I was travelling with some tramps in western Pennsylvania at the time, and we were "beating" our way on a freight-train toward a town where we expected to spend the night. Noontime found us all hungry, and we got off the train at a small village to look for lunch. It was such a small place that it was decided that each man should pick out his particular "beat," and confine his search to the few houses it contained. If some failed to get anything, those who were more successful were to bring them back "hand-outs."
My "beat" was so sparsely settled that I hardly expected to get so much as a piece of bread, because the entire village was known to hate tramps; but an inspiration came to me as I was crossing the fields, and I got a "set-down" and a "hand-out" at the first house I visited.
The interview at the back door ran thus:
"Madam,"—she was rather a severe-looking woman,—"I have exactly five cents in my pocket and I am awfully hungry. I know that you don't keep a boarding-house, but I have come to you thinking that you will give me more for my nickel than the storekeeper will over in the village.
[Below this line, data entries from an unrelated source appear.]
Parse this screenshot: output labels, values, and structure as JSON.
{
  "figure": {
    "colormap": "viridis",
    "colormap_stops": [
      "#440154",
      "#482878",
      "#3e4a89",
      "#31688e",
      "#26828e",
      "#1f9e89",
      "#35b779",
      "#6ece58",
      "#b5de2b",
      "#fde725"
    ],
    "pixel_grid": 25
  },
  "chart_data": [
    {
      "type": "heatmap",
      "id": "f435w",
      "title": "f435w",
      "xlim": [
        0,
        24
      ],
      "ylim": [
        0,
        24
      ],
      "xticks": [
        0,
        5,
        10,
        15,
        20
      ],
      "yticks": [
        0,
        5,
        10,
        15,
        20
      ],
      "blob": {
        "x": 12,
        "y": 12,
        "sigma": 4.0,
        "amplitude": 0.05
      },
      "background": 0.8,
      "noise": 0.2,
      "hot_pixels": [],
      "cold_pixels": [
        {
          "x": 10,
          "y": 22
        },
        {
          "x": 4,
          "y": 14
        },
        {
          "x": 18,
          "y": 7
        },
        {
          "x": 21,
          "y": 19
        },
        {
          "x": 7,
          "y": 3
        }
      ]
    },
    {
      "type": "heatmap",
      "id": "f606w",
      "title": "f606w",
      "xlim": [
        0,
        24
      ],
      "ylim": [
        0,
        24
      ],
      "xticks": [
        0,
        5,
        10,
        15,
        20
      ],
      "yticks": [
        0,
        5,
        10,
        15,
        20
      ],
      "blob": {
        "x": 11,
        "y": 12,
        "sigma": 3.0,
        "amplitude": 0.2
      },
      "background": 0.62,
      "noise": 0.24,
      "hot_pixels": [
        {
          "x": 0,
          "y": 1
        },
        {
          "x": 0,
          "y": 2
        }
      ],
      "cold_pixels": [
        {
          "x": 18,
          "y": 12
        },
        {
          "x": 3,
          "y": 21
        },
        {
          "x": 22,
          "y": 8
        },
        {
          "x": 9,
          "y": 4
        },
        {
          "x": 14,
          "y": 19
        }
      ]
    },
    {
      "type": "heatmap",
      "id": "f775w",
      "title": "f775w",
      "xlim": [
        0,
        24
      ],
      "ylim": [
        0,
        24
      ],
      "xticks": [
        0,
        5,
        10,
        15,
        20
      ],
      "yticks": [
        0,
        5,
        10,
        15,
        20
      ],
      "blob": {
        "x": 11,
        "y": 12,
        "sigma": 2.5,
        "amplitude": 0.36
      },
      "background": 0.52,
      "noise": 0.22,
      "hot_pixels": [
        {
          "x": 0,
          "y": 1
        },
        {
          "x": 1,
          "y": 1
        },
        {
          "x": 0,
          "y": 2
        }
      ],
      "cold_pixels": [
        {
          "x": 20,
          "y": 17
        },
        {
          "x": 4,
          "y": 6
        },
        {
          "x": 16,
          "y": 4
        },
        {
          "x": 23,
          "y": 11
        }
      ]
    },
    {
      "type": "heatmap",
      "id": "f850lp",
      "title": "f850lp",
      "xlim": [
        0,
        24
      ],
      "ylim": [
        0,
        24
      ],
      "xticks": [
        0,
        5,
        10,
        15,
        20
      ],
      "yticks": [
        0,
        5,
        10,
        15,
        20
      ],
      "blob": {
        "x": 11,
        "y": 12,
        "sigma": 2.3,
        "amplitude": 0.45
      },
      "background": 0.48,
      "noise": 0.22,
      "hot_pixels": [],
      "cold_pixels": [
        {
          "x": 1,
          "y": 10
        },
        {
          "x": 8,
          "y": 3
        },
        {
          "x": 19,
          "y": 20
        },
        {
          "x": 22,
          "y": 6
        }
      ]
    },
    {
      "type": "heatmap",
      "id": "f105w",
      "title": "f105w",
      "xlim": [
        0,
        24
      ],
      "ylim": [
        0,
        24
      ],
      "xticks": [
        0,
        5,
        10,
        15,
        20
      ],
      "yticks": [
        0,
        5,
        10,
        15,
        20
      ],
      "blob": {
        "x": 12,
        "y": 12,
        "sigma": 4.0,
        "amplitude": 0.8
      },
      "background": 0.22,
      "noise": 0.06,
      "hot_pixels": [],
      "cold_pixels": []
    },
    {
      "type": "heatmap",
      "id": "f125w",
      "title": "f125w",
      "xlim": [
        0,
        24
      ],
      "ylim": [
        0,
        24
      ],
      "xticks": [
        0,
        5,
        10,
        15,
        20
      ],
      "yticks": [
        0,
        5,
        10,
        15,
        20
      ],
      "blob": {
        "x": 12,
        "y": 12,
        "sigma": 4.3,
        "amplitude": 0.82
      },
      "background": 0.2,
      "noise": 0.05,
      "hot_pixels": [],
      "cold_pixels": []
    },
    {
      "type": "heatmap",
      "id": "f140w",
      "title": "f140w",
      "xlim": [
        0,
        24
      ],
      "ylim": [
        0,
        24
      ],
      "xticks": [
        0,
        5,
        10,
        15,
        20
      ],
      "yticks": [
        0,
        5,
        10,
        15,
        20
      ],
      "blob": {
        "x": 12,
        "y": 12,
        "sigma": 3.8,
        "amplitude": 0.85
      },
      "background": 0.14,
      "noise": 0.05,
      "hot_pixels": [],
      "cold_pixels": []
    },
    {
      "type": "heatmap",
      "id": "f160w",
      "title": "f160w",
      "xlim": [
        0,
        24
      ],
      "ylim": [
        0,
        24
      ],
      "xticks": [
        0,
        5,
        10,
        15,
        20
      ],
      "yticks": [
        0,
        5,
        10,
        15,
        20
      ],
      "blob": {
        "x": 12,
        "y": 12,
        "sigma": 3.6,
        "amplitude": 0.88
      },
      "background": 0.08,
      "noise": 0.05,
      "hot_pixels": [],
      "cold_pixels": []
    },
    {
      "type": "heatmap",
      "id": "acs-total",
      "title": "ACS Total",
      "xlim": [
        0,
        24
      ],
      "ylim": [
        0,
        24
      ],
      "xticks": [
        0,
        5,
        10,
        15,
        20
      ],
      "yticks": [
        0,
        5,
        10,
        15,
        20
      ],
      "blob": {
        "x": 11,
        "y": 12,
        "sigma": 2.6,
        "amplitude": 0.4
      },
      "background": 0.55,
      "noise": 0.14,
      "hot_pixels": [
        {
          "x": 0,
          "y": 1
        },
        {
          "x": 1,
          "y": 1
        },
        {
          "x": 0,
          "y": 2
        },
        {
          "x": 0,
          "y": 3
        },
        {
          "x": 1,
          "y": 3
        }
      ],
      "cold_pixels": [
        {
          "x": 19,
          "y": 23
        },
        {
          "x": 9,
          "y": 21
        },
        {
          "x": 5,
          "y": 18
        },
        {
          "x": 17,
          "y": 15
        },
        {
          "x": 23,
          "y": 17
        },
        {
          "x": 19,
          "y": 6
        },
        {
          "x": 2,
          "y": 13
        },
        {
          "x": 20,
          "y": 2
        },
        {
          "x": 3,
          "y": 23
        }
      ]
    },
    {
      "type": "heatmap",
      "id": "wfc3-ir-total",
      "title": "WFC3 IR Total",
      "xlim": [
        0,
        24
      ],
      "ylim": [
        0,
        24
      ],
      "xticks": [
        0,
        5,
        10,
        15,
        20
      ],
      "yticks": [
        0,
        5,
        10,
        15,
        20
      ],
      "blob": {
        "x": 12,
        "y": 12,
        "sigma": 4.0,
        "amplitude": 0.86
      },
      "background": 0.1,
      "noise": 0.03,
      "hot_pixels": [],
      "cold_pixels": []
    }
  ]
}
I shall be obliged to you if you will help me out."
A look of surprise came into the woman's face. I was a new species to her, and I knew it, and she knew it.
"Don't know whether we've got anything you want," she said, as if I were a guest rather than a wayfarer.
"Anything will do, madam, anything," I replied, throwing into my words all the sincerity of which a hungry man is capable. She invited me into the dining-room, and gave me a most satisfying meal. There were no conversational interruptions. I ate my meal in silence and the woman watched me. The new species interested her.
Just as I was finishing, she put some sandwiches, cake, and pie into a newspaper. I had made a good impression.